Ich schnappte erschrocken nach Luft. Das hatte er doch gerade nicht wirklich... Er war wirklich ein arrogantes Arschloch! Depp! Mistkerl! Idiot! Schnösel!
"Achsoooo ok... Das hier ist also ganz allein meine Schuld, was? Ja natürlich! Du Heiliger! Aber es ist nicht kindisch, wie du uns hier belauschst und dich darüber lustig machst, dass es mir echt scheiße geht? Fass dir doch erstmal an die eigene Nase, bevor du mit dem Finger auf andere zeigst. Und ganz im Ernst, du kannst mir gestohlen bleiben. So jemanden wie dich brauche ich nicht! Und noch etwas. Jan hat mich nicht sitzen lassen, er MUSSTE nach Hause! Aber ich bin dafür als Entschädigung am Wochenende mit ihm verabredet. Er lädt mich nämlich zum Essen ein. Denn er weiß im Gegensatz zu dir, was sich gehört",
schrie ich außer mir und sprang auf die Füße, sodass ich ihm besser in die Augen schauen konnte. Für einen kurzen Moment verlor ich mich in diesem unendlich intensiven Grün, doch dann fing ich mich wieder. Ich durfte mich nicht unterkriegen lassen! Ein kurzes Flackern von Unsicherheit war in seinem Blick zu sehen, doch es war so schnell wieder verschwunden, dass ich mich auch getäuscht haben konnte. Stattdessen sah ich nur noch Verachtung.

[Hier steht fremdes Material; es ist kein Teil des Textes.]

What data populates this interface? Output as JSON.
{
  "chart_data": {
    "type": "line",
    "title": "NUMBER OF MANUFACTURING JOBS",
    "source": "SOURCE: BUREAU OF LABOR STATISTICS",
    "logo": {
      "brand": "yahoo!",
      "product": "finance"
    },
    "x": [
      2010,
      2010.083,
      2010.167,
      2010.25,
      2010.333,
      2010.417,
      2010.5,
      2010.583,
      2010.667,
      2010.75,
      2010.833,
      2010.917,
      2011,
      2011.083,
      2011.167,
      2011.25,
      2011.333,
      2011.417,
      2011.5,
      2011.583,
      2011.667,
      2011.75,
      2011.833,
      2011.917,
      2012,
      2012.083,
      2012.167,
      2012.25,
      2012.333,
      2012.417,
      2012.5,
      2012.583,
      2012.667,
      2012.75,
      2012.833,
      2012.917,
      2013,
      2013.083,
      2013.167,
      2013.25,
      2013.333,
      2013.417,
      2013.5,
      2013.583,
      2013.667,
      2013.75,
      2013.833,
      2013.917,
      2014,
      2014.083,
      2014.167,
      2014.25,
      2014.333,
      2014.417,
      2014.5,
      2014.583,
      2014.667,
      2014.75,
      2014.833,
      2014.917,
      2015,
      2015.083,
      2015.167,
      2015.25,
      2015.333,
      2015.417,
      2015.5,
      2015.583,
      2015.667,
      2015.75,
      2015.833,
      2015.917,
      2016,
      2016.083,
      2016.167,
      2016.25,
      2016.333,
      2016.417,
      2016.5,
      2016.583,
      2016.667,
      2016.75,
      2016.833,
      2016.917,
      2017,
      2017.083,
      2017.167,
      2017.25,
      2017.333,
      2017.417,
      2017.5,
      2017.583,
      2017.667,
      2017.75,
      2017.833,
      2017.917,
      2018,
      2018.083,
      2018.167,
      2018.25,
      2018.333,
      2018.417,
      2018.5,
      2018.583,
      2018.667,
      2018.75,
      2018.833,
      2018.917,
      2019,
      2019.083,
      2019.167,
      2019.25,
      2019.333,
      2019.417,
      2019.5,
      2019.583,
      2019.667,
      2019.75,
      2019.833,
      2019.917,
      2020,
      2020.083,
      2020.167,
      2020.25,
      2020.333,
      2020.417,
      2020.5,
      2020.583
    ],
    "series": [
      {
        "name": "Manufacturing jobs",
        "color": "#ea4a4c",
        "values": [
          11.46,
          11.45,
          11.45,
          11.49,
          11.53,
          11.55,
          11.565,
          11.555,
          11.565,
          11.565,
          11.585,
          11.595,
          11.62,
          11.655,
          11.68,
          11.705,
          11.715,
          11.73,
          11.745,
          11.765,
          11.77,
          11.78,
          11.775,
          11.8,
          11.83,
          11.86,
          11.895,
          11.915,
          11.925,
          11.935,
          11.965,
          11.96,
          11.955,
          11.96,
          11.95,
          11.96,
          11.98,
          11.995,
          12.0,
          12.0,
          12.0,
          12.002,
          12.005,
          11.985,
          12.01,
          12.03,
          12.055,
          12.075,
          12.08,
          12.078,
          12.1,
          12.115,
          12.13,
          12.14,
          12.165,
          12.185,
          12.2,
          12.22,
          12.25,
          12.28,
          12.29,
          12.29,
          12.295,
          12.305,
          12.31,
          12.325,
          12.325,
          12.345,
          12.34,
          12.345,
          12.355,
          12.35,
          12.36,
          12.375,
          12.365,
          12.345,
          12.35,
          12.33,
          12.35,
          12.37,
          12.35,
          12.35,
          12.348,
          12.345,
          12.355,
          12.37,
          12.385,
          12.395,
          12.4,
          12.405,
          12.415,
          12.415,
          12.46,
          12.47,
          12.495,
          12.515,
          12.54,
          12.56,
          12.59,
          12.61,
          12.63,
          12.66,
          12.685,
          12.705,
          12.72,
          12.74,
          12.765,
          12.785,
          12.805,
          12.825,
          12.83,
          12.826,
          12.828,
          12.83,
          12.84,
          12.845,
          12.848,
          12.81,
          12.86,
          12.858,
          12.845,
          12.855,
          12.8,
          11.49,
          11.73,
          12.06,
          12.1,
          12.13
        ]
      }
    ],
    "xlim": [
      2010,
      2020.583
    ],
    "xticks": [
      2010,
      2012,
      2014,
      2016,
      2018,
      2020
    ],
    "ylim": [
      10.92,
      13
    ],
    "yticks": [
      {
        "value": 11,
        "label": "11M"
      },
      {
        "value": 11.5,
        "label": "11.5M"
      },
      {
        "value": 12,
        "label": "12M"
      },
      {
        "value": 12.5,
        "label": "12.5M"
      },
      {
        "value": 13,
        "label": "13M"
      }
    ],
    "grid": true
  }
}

Ohne nachzudenken nahm ich das noch halbvolle Sektglas von Jana zur Hand und kippte es ihm über den sicher sau teuren Designeranzug. Seine Gesichtszüge entglitten ihm und er starrte mich perplex an. Fassungslos wischte er mit einer Hand über den Fleck, der immer größer wurde. Bevor er sich regen konnte, stürmte ich an ihm vorbei und rannte kopflos aus der Halle. Ich konnte hier keine Sekunde mehr länger bleiben. Mir reichte es endgültig.